As the Class of 2022 prepares for Commencement, May 6–7, The College Today will highlight how some of our graduating seniors spent their time at CofC, and what the future holds.

When graduate student Sofia Troya Zambrano ’20 was researching universities in high school, an adviser mentioned the College of Charleston.

As a native of Quito, Ecuador, Troya grew up surrounded by the snowy volcanoes of the Andes — so a university in close proximity to sunny beaches and warm weather, not to mention one with a reputation for sustainability education, was very appealing to the young student.

“I was told it was a liberal arts school with programs in conservation, and I was very interested in that,” says Troya.

Troya ended up at the College for her undergraduate studies. She earned a bachelor’s degree in political science and minors in geology and environmental and sustainability studies in 2020. Her original plan was to start working right away, but the pandemic changed that. Searching for open positions in conservation was very challenging. So, when Lucy Davis ’20 (M.S.), coordinator of the College’s Master of Science in Environmental and Sustainability Studies (EVSS) Program, reached out to Zambrano and encouraged her to apply to the graduate program, she figured it was something to seriously consider.

“I’ve had a passion for conservation pretty much ever since I was a baby,” explains Troya. “My dad has worked in conservations ever since I could remember. He passed on that love of the environment, for protecting our planet, for ensuring that the resources we have now are present for future generations, and that has always resonated with me.”

This week, a few days before Spring Commencement 2022, Troya will defend her thesis entitled, “Effective Philanthropy for Indigenous Peoples and Local Communities in Conservation” – the final step to earning her master’s degree in environmental and sustainability studies. She focused her graduate thesis on the best practices to involve indigenous people in efforts for climate conservation policies through philanthropic funding.

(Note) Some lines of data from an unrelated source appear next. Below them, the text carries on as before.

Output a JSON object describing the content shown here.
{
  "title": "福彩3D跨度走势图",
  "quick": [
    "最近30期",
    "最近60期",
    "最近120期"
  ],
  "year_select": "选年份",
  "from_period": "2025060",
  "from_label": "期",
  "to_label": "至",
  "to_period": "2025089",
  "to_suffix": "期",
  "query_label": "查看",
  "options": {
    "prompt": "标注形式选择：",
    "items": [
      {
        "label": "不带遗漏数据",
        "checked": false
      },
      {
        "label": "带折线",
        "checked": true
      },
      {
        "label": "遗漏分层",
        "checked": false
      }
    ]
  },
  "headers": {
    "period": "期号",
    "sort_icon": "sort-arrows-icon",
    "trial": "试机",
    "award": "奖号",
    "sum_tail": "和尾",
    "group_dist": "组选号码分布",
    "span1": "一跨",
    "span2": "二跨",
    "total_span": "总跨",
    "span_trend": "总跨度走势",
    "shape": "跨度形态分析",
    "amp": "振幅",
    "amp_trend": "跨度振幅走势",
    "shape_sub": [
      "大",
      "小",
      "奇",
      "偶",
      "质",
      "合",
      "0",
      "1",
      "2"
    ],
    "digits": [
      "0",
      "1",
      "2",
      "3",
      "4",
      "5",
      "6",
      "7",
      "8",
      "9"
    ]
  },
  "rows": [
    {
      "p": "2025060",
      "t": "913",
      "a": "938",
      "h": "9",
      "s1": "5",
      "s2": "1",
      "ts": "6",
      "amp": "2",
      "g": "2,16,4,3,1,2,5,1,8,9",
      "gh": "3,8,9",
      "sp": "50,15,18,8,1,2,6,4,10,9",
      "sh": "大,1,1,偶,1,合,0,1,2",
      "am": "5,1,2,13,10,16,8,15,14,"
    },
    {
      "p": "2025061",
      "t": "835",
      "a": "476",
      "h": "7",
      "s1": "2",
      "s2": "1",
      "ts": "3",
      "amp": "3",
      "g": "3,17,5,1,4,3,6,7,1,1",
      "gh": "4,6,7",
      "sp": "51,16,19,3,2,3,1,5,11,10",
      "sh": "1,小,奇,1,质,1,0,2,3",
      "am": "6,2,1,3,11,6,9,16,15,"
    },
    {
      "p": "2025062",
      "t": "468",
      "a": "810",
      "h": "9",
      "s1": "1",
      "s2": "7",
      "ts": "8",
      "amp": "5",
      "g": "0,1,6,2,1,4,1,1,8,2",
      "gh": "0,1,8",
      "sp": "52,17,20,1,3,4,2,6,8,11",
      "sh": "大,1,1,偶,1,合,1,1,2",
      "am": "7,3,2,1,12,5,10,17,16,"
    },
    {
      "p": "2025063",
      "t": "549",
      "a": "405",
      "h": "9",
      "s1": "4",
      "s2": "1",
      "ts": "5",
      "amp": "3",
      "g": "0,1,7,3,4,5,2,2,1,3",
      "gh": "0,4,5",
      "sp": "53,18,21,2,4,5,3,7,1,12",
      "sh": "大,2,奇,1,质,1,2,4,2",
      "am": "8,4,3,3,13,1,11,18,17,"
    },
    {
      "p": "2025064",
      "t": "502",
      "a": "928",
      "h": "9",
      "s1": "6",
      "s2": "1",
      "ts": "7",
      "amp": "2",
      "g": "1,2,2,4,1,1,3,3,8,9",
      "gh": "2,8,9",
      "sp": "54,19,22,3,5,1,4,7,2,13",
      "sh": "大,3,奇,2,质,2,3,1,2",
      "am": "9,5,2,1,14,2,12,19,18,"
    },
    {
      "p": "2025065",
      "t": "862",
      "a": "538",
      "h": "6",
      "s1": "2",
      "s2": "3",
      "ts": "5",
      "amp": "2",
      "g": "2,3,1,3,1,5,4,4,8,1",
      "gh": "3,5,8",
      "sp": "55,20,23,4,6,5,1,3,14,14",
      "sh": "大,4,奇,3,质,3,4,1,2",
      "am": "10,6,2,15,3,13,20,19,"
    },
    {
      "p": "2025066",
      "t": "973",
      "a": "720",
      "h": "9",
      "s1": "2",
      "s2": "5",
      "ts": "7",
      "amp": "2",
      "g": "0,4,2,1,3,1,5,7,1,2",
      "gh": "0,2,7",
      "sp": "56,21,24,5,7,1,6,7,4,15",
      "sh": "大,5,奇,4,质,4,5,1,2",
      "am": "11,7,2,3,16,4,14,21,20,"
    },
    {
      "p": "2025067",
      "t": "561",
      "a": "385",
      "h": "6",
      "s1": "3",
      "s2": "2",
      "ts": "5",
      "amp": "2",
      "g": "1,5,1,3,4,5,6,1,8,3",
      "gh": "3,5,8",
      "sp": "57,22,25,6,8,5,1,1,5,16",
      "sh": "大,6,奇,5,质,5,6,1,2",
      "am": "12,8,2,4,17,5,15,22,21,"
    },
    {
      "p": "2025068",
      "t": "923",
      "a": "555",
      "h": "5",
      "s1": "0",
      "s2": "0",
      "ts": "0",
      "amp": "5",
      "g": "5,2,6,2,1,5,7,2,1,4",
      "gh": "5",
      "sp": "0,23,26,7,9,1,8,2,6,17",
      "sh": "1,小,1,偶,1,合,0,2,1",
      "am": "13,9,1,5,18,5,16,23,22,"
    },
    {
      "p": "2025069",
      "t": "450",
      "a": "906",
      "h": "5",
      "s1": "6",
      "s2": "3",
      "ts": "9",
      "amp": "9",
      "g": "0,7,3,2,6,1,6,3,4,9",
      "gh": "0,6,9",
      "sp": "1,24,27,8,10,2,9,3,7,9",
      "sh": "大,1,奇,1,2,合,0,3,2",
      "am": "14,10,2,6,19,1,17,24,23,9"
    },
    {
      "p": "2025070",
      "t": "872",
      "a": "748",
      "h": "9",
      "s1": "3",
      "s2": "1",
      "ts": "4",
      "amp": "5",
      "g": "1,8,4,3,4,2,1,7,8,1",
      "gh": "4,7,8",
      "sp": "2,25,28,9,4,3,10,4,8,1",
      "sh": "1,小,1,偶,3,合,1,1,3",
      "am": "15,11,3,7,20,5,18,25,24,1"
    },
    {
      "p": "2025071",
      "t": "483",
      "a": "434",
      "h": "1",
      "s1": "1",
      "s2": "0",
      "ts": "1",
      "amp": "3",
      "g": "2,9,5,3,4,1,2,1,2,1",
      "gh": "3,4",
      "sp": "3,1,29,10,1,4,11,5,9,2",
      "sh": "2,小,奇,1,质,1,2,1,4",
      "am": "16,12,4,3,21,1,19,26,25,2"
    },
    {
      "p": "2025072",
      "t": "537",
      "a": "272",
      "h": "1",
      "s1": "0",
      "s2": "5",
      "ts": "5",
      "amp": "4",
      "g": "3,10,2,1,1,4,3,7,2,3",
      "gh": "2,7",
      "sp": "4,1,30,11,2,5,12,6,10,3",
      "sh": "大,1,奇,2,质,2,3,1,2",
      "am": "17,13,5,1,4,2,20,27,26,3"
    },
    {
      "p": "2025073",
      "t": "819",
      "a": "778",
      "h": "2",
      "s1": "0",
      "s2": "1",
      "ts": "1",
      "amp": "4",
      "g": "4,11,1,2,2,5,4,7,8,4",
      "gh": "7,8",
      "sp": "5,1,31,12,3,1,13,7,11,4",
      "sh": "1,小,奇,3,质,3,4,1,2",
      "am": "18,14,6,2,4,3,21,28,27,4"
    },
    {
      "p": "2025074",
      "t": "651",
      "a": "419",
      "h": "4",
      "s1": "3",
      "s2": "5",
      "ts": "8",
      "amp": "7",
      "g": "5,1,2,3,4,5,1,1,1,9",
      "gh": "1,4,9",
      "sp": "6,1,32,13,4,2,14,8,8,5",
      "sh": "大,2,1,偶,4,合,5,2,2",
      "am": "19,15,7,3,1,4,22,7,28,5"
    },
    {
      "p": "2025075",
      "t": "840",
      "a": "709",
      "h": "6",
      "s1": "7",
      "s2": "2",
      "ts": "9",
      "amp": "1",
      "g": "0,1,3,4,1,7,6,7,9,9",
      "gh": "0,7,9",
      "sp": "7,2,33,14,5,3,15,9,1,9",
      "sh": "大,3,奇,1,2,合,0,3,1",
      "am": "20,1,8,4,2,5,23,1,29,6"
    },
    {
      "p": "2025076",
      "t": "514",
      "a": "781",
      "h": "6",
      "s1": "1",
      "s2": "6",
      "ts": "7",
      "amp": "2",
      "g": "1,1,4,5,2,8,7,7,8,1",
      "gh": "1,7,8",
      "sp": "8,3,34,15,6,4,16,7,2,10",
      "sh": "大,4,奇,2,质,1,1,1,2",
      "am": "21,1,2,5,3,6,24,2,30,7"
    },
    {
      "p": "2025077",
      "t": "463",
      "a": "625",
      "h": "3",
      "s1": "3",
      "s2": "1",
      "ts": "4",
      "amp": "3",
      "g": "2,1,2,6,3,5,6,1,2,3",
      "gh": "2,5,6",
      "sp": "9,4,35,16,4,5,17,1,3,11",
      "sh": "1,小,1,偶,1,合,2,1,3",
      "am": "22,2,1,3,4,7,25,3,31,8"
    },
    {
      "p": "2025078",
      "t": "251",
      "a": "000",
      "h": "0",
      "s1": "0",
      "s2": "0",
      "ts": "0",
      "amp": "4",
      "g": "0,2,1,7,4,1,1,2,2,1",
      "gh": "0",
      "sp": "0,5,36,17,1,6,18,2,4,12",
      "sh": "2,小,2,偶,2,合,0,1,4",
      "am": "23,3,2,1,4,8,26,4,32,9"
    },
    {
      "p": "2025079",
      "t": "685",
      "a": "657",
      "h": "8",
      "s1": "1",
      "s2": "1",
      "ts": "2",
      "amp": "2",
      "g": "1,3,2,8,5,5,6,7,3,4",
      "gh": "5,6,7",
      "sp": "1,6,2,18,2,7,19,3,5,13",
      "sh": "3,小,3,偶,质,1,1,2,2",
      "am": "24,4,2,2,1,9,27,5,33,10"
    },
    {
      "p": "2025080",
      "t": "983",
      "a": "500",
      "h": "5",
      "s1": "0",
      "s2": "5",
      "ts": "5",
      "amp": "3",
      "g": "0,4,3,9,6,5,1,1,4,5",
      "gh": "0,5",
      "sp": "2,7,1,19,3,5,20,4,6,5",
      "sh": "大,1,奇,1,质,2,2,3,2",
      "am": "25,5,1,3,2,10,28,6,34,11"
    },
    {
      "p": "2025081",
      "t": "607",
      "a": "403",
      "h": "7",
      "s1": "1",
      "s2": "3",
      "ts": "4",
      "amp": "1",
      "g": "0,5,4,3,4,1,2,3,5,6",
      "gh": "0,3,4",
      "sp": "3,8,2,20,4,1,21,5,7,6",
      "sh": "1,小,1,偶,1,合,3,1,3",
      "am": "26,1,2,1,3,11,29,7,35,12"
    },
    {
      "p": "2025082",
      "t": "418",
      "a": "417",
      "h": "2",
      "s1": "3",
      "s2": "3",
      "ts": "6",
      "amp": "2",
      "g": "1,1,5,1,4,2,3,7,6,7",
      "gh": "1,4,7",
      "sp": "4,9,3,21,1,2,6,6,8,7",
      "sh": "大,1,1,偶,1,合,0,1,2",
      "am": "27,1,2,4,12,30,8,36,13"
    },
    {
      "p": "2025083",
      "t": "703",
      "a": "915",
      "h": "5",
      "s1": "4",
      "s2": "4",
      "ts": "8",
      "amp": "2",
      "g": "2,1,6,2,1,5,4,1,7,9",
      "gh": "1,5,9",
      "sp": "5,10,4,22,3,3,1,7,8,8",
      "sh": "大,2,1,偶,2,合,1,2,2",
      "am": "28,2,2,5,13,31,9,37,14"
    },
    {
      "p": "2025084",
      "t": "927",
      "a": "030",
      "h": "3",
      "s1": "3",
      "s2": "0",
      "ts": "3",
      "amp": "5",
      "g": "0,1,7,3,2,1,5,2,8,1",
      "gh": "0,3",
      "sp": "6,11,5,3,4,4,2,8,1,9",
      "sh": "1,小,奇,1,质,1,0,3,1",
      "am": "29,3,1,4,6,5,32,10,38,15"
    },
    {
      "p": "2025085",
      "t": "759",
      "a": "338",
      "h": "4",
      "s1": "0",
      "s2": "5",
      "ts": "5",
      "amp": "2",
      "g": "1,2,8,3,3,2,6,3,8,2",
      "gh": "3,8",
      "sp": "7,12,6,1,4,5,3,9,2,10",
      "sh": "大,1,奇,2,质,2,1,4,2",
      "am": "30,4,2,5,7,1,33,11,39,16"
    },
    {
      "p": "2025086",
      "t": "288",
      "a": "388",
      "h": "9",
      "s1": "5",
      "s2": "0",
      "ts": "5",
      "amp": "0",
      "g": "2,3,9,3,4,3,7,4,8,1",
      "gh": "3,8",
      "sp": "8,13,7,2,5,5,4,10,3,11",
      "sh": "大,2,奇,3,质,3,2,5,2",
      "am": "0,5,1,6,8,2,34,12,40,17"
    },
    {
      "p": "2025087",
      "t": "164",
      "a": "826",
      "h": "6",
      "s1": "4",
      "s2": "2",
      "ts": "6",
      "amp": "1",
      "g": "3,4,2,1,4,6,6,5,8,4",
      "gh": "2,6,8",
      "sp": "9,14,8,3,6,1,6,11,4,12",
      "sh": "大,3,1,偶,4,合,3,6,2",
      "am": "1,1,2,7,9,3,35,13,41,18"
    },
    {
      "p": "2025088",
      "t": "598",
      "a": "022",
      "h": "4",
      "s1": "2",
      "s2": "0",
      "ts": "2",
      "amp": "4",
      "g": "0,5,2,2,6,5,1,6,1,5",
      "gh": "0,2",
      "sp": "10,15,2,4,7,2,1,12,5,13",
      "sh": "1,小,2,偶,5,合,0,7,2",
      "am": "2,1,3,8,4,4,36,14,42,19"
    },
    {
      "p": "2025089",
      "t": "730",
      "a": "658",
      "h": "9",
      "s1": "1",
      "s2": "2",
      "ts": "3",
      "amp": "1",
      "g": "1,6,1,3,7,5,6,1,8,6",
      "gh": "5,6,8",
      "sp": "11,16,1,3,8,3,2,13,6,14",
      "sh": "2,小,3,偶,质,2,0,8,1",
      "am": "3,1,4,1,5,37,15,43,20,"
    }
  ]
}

“I really wanted to understand the needs and goals of the communities and help them align so that the funding can be used most effectively to support the communities’ conservation goals,” she says. “The most interesting thing is that it’s not a one-solution-fits-all sort of situation. It should be evaluated on a case-by-case basis. Most Western granting models tend to simply have the same structures for the grants, but these indigenous communities need grants to be a bit more flexible to be able to meet their specific needs.”

“I’ve been thrilled to have had her in the program and as an advisee,” says Annette Watson, EVSS director and associate professor of political science. “Her work examining the challenges of international conservation was difficult to perform during the context of a pandemic, but she managed to persevere with a series of interviews with Indigenous Ecuadorian leaders that produced great insights about how local organizations can be best supported. I hope this work leads her to a long career in international conservation.”

Troya has interned with The Nature Conservancy’s international global climate team for the past year. She works with teams in Indonesia, China and Colombia to determine natural climate solutions and the potential for those to be incorporated in nationally determined contributions for climate policies.

“It’s the international perspective I’ve wanted to get and having to work with people in Asia, South America and some parts of Europe has been a great experience this past year,” she says.

In addition to her conservation research, Troya has also spent the last year serving as the president of the College’s Graduate Student Association. Most recently, the association put forth an initiative to help students obtain graduation regalia at no cost.

“Purchasing regalia can be very expensive,” she says. “So, we purchased regalia to rent out to students, so it’s not a hurdle to them. This also aligns with the College’s sustainability and zero waste goals.”

After she dons the regalia of a graduate student during commencement on Saturday, May 7, 2022, Troya will turn her attention to finally starting her career. She hopes to find a job in Charleston, or the broader East Coast, working in climate policy.

At last, she can put her studies into action.